Blame the system, not just the crooks

With the spotlight on the rot surrounding Joseph Muscat, it’s clear that the current crisis is not the accidental result of a few bad actors. The peripheral government job awarded in 2017 to assassination middleman, Melvin Theuma, shows how the State was captured by criminals.

It was a job he never even asked for. He accepted it only on the basis that he wouldn’t have to perform it. There was a commedia dell’arte interview. Reportedly, a panel of three assembled to ask him if he knew how to use email and, when he replied, “Sort of,” he got the job on the spot. There are more syllables in a haiku (17) than were probably uttered in the complete exchange between interviewer and interviewee.

Theuma’s testimony – so far never contradicted by the established facts – reveals that there is no hyperbole in saying these are the workings of a Mafia State. There is an entire hierarchy of personnel the crooks can draw on – a Head of customer care, an employment agency, a member of the Prime Minister’s security detail…

Theuma’s testimony confirms at least part of Yorgen Fenech’s claims. Fenech did know secret details of the assassination investigation. Whether it was really through Keith Schembri or another source, we still need to confirm. Either way, it was a mole deep inside the State apparatus.

Some men in this episode proclaim their innocence of any knowledge of the plot in which they played a part. If true, it still doesn’t make the system any less of a Mafia-serving machine.

Let’s not baulk from the word ‘mafia’. It is another lie to blame ‘big business’ as the serpent in the Labour paradise. Mafias are themselves business enterprises involved not only in trade of illegal goods and violence but also in selling stitched-up contracts and protection. Some big businesses are part of the corruption, but they joined a game set up by organised crime at the heart of power.

Things are worse if it’s established that they are innocent of any knowledge of murderous intent, these men of walk-on parts like Sandro Craus, the Head of customer care at OPM, and Tony Muscat, the man who interviewed Theuma.
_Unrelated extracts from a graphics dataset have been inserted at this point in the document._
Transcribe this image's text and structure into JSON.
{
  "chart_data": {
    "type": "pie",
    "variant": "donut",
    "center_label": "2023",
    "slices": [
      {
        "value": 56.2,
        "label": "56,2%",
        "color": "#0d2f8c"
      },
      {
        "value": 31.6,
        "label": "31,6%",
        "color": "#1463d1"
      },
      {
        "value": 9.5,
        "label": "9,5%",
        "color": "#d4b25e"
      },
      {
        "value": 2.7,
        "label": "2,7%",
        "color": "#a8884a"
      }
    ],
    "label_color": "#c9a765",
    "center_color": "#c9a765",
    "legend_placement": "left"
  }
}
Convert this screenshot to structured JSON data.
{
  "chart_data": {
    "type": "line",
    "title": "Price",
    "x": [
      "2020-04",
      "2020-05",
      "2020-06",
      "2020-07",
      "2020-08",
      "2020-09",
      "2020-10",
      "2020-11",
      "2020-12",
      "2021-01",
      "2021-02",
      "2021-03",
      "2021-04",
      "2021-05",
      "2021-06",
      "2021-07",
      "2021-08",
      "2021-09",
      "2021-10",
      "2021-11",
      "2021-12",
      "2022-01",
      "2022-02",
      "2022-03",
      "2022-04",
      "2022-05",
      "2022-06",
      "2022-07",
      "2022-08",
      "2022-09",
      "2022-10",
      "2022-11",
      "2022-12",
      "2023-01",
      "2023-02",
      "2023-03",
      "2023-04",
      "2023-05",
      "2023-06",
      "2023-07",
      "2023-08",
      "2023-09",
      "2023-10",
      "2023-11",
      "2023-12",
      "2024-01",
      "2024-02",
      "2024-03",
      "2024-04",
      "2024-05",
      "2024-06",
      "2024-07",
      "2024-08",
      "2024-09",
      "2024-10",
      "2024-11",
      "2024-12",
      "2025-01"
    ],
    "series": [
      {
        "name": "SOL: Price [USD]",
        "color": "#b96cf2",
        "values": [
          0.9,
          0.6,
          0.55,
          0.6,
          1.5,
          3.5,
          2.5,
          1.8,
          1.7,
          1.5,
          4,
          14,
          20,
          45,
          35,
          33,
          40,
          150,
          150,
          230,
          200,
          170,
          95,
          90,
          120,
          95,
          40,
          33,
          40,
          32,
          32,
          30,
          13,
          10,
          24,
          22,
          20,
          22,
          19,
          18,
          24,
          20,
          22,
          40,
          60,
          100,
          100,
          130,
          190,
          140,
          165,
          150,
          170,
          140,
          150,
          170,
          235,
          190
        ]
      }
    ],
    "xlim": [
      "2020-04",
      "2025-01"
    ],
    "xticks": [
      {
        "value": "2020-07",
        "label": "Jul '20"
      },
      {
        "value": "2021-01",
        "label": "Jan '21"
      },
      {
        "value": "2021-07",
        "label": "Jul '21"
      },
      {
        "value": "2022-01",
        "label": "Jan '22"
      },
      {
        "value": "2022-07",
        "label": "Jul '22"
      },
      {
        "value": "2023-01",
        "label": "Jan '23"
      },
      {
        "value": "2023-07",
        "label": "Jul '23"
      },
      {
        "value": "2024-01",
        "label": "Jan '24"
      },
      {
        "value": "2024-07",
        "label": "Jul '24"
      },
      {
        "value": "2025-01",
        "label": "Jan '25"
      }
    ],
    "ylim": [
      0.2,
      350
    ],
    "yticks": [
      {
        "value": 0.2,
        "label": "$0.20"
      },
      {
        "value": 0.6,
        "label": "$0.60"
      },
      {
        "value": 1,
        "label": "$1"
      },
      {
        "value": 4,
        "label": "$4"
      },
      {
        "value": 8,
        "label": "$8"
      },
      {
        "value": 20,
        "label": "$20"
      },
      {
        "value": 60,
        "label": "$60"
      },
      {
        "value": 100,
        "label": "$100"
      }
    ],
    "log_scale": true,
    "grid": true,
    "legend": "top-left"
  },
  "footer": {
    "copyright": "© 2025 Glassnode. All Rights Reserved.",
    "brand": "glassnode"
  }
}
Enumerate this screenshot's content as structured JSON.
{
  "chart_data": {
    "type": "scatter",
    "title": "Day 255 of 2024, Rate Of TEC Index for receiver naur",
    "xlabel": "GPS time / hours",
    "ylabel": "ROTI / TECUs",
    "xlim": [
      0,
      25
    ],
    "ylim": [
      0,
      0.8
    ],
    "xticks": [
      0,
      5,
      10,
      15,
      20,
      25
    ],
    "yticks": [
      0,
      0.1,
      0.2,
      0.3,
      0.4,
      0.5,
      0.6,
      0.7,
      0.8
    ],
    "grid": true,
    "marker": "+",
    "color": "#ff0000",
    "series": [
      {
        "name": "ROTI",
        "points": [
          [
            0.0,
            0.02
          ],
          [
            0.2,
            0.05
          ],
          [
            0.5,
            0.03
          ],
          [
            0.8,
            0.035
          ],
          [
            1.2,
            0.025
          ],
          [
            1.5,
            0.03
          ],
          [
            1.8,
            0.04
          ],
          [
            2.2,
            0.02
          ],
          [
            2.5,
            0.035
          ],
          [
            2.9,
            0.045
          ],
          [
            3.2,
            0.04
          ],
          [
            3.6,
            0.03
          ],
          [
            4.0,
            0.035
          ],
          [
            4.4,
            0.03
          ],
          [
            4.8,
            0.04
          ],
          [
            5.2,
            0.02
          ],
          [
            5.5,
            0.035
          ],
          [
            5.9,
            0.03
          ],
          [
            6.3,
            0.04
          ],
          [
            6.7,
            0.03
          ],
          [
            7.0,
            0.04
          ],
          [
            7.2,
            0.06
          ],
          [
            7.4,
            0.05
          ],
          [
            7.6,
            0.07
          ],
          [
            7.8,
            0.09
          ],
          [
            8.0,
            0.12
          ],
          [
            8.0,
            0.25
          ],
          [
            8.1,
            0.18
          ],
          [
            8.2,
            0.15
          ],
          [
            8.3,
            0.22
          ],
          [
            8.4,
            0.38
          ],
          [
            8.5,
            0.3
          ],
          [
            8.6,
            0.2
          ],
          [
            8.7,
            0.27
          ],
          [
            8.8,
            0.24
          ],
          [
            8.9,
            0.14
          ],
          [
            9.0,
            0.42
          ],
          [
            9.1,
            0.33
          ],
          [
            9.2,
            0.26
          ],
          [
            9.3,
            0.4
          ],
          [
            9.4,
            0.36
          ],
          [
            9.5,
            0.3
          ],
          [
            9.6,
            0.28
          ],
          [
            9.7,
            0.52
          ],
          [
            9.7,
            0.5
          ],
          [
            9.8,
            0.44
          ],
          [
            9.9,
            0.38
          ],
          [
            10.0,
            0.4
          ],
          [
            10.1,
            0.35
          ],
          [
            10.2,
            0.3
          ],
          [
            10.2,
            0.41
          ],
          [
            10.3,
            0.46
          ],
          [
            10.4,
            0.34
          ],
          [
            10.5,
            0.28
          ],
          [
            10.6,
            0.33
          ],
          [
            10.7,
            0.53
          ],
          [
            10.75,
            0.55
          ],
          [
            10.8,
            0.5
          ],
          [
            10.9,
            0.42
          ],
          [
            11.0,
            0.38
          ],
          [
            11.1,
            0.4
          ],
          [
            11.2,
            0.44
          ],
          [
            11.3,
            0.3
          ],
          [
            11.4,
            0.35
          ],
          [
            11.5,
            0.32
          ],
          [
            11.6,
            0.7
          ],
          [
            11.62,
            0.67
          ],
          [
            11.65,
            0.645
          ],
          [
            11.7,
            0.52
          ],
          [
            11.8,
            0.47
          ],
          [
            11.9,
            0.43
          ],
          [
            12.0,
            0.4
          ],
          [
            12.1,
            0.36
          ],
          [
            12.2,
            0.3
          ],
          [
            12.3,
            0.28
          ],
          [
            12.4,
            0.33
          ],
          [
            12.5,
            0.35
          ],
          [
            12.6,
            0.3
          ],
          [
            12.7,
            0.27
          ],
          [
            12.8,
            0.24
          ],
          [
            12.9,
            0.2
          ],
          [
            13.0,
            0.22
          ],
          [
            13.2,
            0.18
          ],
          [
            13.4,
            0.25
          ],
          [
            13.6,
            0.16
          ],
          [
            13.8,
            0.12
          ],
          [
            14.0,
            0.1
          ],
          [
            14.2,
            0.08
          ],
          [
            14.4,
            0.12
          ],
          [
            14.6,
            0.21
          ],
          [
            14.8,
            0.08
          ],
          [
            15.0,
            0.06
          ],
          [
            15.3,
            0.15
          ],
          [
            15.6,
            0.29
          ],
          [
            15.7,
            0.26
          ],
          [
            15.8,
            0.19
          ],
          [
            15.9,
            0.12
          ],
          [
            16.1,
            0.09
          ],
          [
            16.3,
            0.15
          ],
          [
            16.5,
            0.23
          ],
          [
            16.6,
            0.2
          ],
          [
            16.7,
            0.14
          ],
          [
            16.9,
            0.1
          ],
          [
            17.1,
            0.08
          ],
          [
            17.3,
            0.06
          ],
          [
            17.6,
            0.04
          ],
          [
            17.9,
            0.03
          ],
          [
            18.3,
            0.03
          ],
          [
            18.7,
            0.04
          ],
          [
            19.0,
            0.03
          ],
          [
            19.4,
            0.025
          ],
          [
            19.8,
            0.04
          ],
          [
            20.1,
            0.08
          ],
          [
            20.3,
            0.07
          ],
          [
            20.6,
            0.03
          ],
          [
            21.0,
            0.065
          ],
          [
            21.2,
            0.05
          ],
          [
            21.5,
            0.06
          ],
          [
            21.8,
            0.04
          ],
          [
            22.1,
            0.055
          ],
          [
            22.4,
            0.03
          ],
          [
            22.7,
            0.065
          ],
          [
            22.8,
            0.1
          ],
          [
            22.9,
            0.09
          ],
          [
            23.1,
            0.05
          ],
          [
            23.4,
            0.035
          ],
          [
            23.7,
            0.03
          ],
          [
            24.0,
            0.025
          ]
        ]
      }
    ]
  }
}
It would mean the reason why they obeyed orders so automatically has to be because they were part of a system designed to operate this way.

As reported, the interview conducted by Muscat followed form in the pedantic detail – a panel of three, gathered in a board room, a job question asked, an official decision handed down. Clearly, the charade was performed so that a reassuring official answer could be given if a probing question were asked. Even this week, we were being assured that there had been a public call for applications for Theuma’s phantom job.

It is a system organised meticulously with deception in mind. It evidently wasn’t cooked up just for Theuma. The system was devised for the routine administration of lies.

The system of government was stripped of every alarm bell, every security lock and every guardrail. The details have been spelled out by Kevin Aquilina, the legal scholar, in an op-ed in The Times of Malta yesterday.

The separation of powers was eroded to tempt the watchdogs to look the other way. When watchdogs did bark, they were ignored or, worse, called traitors. Unfettered, arbitrary power was concentrated in the hands of Joseph Muscat, his partners, and their minions.

For Muscat now to speak grandly about solving the case “under my watch” is grotesque. On his watch, the system was deformed and pulled apart, way beyond what anyone had come to expect of our already-tainted clientelistic system.

But it didn’t happen only on Muscat’s watch. It happened on the watch of those whose Constitutional duty was to watch him – not least Labour ministers and MPs.

As they seek to earn public trust now, do they really think it enough to distance themselves from the crooks? Should they not tell us if they recognise their own misjudgements? Evarist Bartolo has half-told us he does. Even half-telling is better than nothing.

Take Robert Abela, the Labour MP, running for Leader and now in the high-minded business of denouncing ‘diabolical pacts’. Does he not think that the sons of Daphne Caruana Galizia were right all along to denounce the Muscat regime’s diabolical pact? Abela had denounced them in Parliament as detesting Malta. Does he still think he was right?

Every Labour MP and official should be asked questions like these, not least any leadership hopeful. We are owed an explanation of how they could miss the abuse of power that emboldened the assassins. We deserve to know if they recognise any errors of judgement on their own part.

The top priority now is to see that justice catches up with the assassins. But the urgent next priority is to see that the system is fixed. That can’t be done unless the new people in charge recognise it’s broken.